Stoney Edwards is another example of how this “only one Black country artist” claim is false. Stoney released six country albums for Capitol Records starting in 1971. He was signed to the label by well-known producer Ken Nelson. When Charley Pride won country music’s biggest trophy in 1971—the CMA’s Entertainer of the Year award—Nelson felt the label needed to find a Black country singer of their own.

After Saving Country Music marked the 25th Anniversary of the passing of Stoney Edwards in 2022 and complained that his albums weren’t available digitally, Universal heard the criticism and reissued their six Stoney Edwards albums.

It always deserves to be underscored in these discussions that Black performers have clearly received less opportunities in country music historically, resulting in the few Black country performers who’ve found popularity over the years. But there are other factors to this as well, including how there have just been less Black performers attempting to pursue country music as a career over the years. But similar to Charley Pride, Ray Charles insists he did not receive any criticism by turning his sights on country music.

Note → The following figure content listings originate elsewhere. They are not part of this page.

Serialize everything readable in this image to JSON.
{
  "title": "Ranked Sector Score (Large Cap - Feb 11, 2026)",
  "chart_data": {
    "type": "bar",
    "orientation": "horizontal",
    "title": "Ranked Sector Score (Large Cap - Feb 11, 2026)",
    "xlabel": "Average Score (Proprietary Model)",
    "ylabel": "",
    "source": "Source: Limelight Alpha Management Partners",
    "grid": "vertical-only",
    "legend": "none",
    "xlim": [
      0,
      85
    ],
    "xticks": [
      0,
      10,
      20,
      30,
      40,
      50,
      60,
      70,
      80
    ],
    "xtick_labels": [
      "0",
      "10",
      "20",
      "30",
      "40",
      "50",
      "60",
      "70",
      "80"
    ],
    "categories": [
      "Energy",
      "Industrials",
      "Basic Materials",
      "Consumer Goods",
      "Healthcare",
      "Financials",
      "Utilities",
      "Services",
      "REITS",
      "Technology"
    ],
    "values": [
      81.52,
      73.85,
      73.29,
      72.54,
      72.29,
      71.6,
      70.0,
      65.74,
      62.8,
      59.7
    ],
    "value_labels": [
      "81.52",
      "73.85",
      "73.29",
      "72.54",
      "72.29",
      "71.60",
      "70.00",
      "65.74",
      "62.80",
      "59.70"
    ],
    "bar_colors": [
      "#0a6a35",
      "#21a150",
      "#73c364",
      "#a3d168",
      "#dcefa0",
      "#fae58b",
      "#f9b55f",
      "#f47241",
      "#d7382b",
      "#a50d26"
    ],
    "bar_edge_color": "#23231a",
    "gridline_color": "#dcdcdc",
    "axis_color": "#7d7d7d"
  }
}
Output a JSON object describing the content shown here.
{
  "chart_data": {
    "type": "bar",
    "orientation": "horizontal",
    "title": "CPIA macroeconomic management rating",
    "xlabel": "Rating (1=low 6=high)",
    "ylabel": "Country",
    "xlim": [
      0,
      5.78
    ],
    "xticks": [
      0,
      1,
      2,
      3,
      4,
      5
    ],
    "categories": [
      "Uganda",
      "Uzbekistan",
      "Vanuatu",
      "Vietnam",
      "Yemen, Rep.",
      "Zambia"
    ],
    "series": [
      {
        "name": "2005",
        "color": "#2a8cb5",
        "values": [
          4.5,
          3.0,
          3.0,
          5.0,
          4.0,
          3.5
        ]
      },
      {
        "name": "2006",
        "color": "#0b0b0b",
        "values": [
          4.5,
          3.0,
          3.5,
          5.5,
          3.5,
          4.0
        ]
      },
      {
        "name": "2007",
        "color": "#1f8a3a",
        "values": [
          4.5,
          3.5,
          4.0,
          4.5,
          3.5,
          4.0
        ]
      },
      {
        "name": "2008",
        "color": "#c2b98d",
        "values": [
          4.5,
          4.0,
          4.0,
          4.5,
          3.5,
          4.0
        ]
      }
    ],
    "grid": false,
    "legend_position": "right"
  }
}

Ray Charles told NPR in 1998, “I had nobody to give me any static about what I did. I had more static when I started sounding like my true self, as opposed to trying to imitate Nat King Cole … But when I went into the country field, you know, nobody said anything. And I guess they really didn’t say too much because the thing was so big. I mean, it’s pretty hard to argue with something when it’s that big a hit.”

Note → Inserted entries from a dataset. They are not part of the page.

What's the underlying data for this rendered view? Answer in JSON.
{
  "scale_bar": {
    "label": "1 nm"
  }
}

As Billboard recently said in one of the few stories that has sounded the alarm about the Black erasure at the heart of many of the articles on Beyoncé’s foray into country, “…while many Black female artists have struggled to thrive in country as they may have deserved, they’ve still been present and impactful, and the word ‘reclamation’ erases the strides they made before the launch of Act II. As a billionaire, Beyoncé is effectively an institution, so she can’t really ‘reclaim’ anything.”

Black women have also been subject to this erasure on numerous occasions, including in 2020 when Mickey Guyton was given credit for being the first Black woman to perform on the ACM Awards when Rihanna, Valerie June, and even Mickey Guyton herself had performed on the awards previously. These kinds of proclamations result in viral social media threads, and the wholesale erasure of the accomplishments that came before in the public mindset.

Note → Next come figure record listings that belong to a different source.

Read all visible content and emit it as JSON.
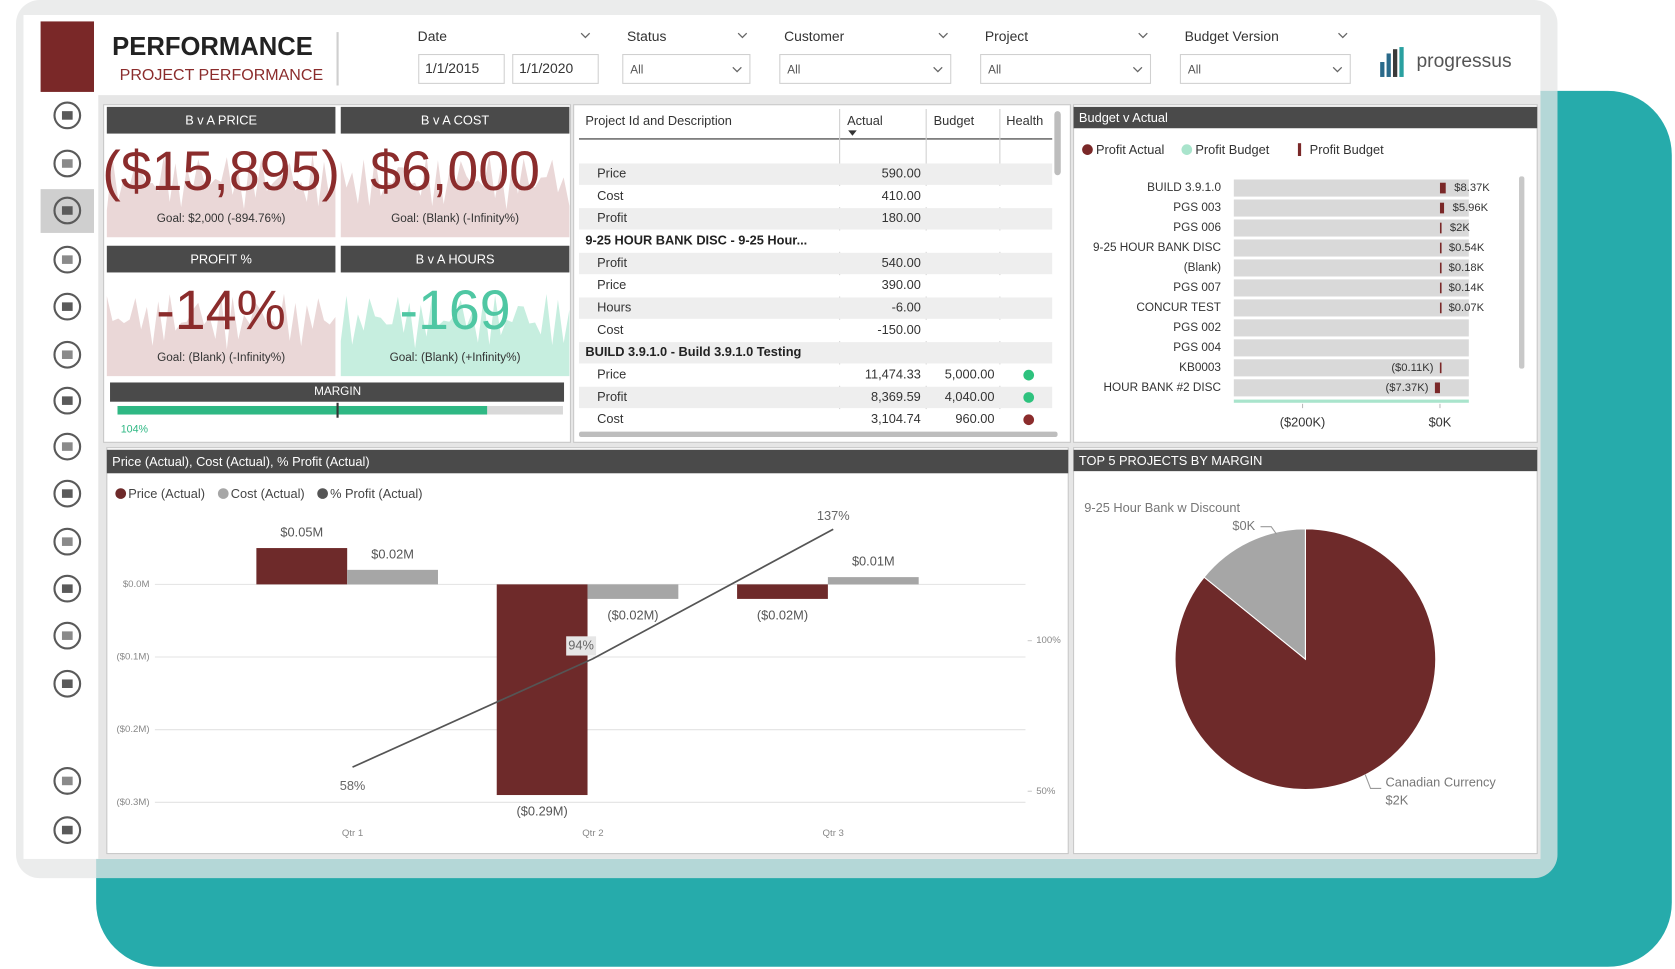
{
  "header": {
    "title": "PERFORMANCE",
    "subtitle": "PROJECT PERFORMANCE"
  },
  "filters": [
    {
      "label": "Date",
      "values": [
        "1/1/2015",
        "1/1/2020"
      ]
    },
    {
      "label": "Status",
      "value": "All"
    },
    {
      "label": "Customer",
      "value": "All"
    },
    {
      "label": "Project",
      "value": "All"
    },
    {
      "label": "Budget Version",
      "value": "All"
    }
  ],
  "logo": "progressus",
  "kpis": [
    {
      "title": "B v A PRICE",
      "value": "($15,895)",
      "goal": "Goal: $2,000 (-894.76%)",
      "color": "#8b2c2c"
    },
    {
      "title": "B v A COST",
      "value": "$6,000",
      "goal": "Goal: (Blank) (-Infinity%)",
      "color": "#8b2c2c"
    },
    {
      "title": "PROFIT %",
      "value": "-14%",
      "goal": "Goal: (Blank) (-Infinity%)",
      "color": "#8b2c2c"
    },
    {
      "title": "B v A HOURS",
      "value": "-169",
      "goal": "Goal: (Blank) (+Infinity%)",
      "color": "#4fc7a3"
    }
  ],
  "margin": {
    "title": "MARGIN",
    "label": "104%"
  },
  "project_table": {
    "columns": [
      "Project Id and Description",
      "Actual",
      "Budget",
      "Health"
    ],
    "rows": [
      {
        "description": "Price",
        "actual": "590.00"
      },
      {
        "description": "Cost",
        "actual": "410.00"
      },
      {
        "description": "Profit",
        "actual": "180.00"
      },
      {
        "group": "9-25 HOUR BANK DISC - 9-25 Hour..."
      },
      {
        "description": "Profit",
        "actual": "540.00"
      },
      {
        "description": "Price",
        "actual": "390.00"
      },
      {
        "description": "Hours",
        "actual": "-6.00"
      },
      {
        "description": "Cost",
        "actual": "-150.00"
      },
      {
        "group": "BUILD 3.9.1.0 - Build 3.9.1.0 Testing"
      },
      {
        "description": "Price",
        "actual": "11,474.33",
        "budget": "5,000.00",
        "health": "#2ec27e"
      },
      {
        "description": "Profit",
        "actual": "8,369.59",
        "budget": "4,040.00",
        "health": "#2ec27e"
      },
      {
        "description": "Cost",
        "actual": "3,104.74",
        "budget": "960.00",
        "health": "#8b2c2c"
      }
    ]
  },
  "chart_data": [
    {
      "type": "hbar",
      "title": "Budget v Actual",
      "legend": [
        {
          "name": "Profit Actual",
          "color": "#7a2828",
          "marker": "circle"
        },
        {
          "name": "Profit Budget",
          "color": "#a9e4cc",
          "marker": "circle"
        },
        {
          "name": "Profit Budget",
          "color": "#7a2828",
          "marker": "bar"
        }
      ],
      "categories": [
        "BUILD 3.9.1.0",
        "PGS 003",
        "PGS 006",
        "9-25 HOUR BANK DISC",
        "(Blank)",
        "PGS 007",
        "CONCUR TEST",
        "PGS 002",
        "PGS 004",
        "KB0003",
        "HOUR BANK #2 DISC"
      ],
      "values": [
        8.37,
        5.96,
        2,
        0.54,
        0.18,
        0.14,
        0.07,
        null,
        null,
        -0.11,
        -7.37
      ],
      "value_labels": [
        "$8.37K",
        "$5.96K",
        "$2K",
        "$0.54K",
        "$0.18K",
        "$0.14K",
        "$0.07K",
        null,
        null,
        "($0.11K)",
        "($7.37K)"
      ],
      "color": "#7a2828",
      "xlim": [
        -300,
        42
      ],
      "xticks": [
        {
          "value": -200,
          "label": "($200K)"
        },
        {
          "value": 0,
          "label": "$0K"
        }
      ]
    },
    {
      "type": "combo",
      "title": "Price (Actual), Cost (Actual), % Profit (Actual)",
      "categories": [
        "Qtr 1",
        "Qtr 2",
        "Qtr 3"
      ],
      "series": [
        {
          "name": "Price (Actual)",
          "color": "#6e2a2a",
          "values": [
            0.05,
            -0.29,
            -0.02
          ],
          "value_labels": [
            "$0.05M",
            "($0.29M)",
            "($0.02M)"
          ]
        },
        {
          "name": "Cost (Actual)",
          "color": "#a6a6a6",
          "values": [
            0.02,
            -0.02,
            0.01
          ],
          "value_labels": [
            "$0.02M",
            "($0.02M)",
            "$0.01M"
          ]
        },
        {
          "name": "% Profit (Actual)",
          "color": "#555555",
          "axis": "y2",
          "values": [
            58,
            94,
            137
          ],
          "value_labels": [
            "58%",
            "94%",
            "137%"
          ]
        }
      ],
      "ylim": [
        -0.32,
        0.08
      ],
      "yticks": [
        {
          "value": 0,
          "label": "$0.0M"
        },
        {
          "value": -0.1,
          "label": "($0.1M)"
        },
        {
          "value": -0.2,
          "label": "($0.2M)"
        },
        {
          "value": -0.3,
          "label": "($0.3M)"
        }
      ],
      "y2lim": [
        41.5,
        138
      ],
      "y2ticks": [
        {
          "value": 50,
          "label": "50%"
        },
        {
          "value": 100,
          "label": "100%"
        }
      ],
      "grid": true
    },
    {
      "type": "pie",
      "title": "TOP 5 PROJECTS BY MARGIN",
      "categories": [
        "Canadian Currency",
        "9-25 Hour Bank w Discount"
      ],
      "values": [
        2,
        0.33
      ],
      "value_labels": [
        "$2K",
        "$0K"
      ],
      "colors": [
        "#6e2a2a",
        "#a6a6a6"
      ]
    }
  ]
}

The country music legacy of Ray Charles is a great illustration of how the contributions and impact of Black performers in country music is commonly diminished and overlooked. Ray Charles didn’t make it into the Country Music Hall of Fame by happenstance or as a token. He earned it by showing his love and appreciation to country music throughout his successful R&B career, and spreading the love and appreciation for country music beyond the genre’s previously-defined borders.

Ray Charles was one of country music’s greatest ambassadors as an R&B singer. But the Albany, Georgia native was also one of country music’s great native performers.